The findings of our study provide additional insights into the involvement of the inflammatory response and AKT cascade response in the development of AMI. Moreover, we have identified potential protein markers that could be utilized for the accurate diagnosis of AMI. These results offer a fresh perspective for clinical decision-making in the context of AMI.
病理过程和正常过程均依赖蛋白质。在本研究中,采用一种新型的邻位延伸分析(PEA)技术分析血浆蛋白质谱,以确定急性心肌梗死(AMI)患者潜在的致病机制和诊断生物标志物。

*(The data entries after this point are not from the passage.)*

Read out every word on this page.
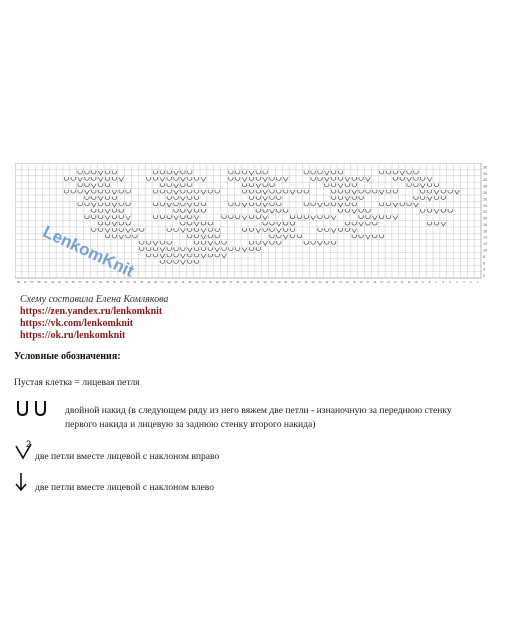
36
34
32
30
28
26
24
22
20
18
16
14
12
10
8
6
4
2
68 67 66 65 64 63 62 61 60 59 58 57 56 55 54 53 52 51 50 49 48 47 46 45 44 43 42 41 40 39 38 37 36 35 34 33 32 31 30 29 28 27 26 25 24 23 22 21 20 19 18 17 16 15 14 13 12 11 10 9 8 7 6 5 4 3 2 1
LenkomKnit
Схему составила Елена Комлякова
https://zen.yandex.ru/lenkomknit
https://vk.com/lenkomknit
https://ok.ru/lenkomknit
Условные обозначения:
Пустая клетка = лицевая петля
двойной накид (в следующем ряду из него вяжем две петли - изнаночную за переднюю стенку первого накида и лицевую за заднюю стенку второго накида)
2
две петли вместе лицевой с наклоном вправо
две петли вместе лицевой с наклоном влево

在本研究中,我们使用Olink Target 96心血管疾病III检测板,在一个由30名健康对照者(HC)、28名不稳定型心绞痛(UA)患者和30名AMI患者组成的队列中,共鉴定出92种血浆蛋白。随后,我们进行了差异表达分析,以确定在AMI患者中特异性表达的蛋白质分子。为深入了解这些差异表达分子的潜在功能机制,我们进行了基因本体(GO)富集分析和京都基因与基因组百科全书(KEGG)通路分析。在此之后,利用最小绝对收缩和选择算子(LASSO)回归有助于识别潜在的蛋白质生物标志物,从而区分AMI和UA。随后通过逻辑回归建立诊断模型,并使用受试者工作特征(ROC)分析评估这些标志物的有效性。最终,在一个由30例UA病例和30例AMI病例组成的独立验证队列中验证了这些潜在生物标志物的诊断能力。
在本研究中,对血浆蛋白进行的综合分析共鉴定出92种蛋白质。使用方差分析进一步分析发现,与HC组和UA组相比,有25种蛋白质在AMI组中呈现特异性表达。此外,KEGG富集分析表明,这些差异表达的蛋白质主要与细胞因子-细胞因子受体相互作用、PI3K-Akt信号通路和GnRH信号通路的激活有关。通过LASSO回归确定AGRP、TGM2、IL6、GH1和CA5A为区分UA和AMI的潜在蛋白质生物标志物。包含这五种蛋白质的诊断模型在发现数据集和验证数据集中均表现出卓越的性能,AUC值超过0.9。
我们的研究结果为炎症反应和AKT级联反应在AMI发生发展中的作用提供了更多见解。此外,我们已经鉴定出可用于准确诊断AMI的潜在蛋白质标志物。这些结果为AMI临床决策提供了新的视角。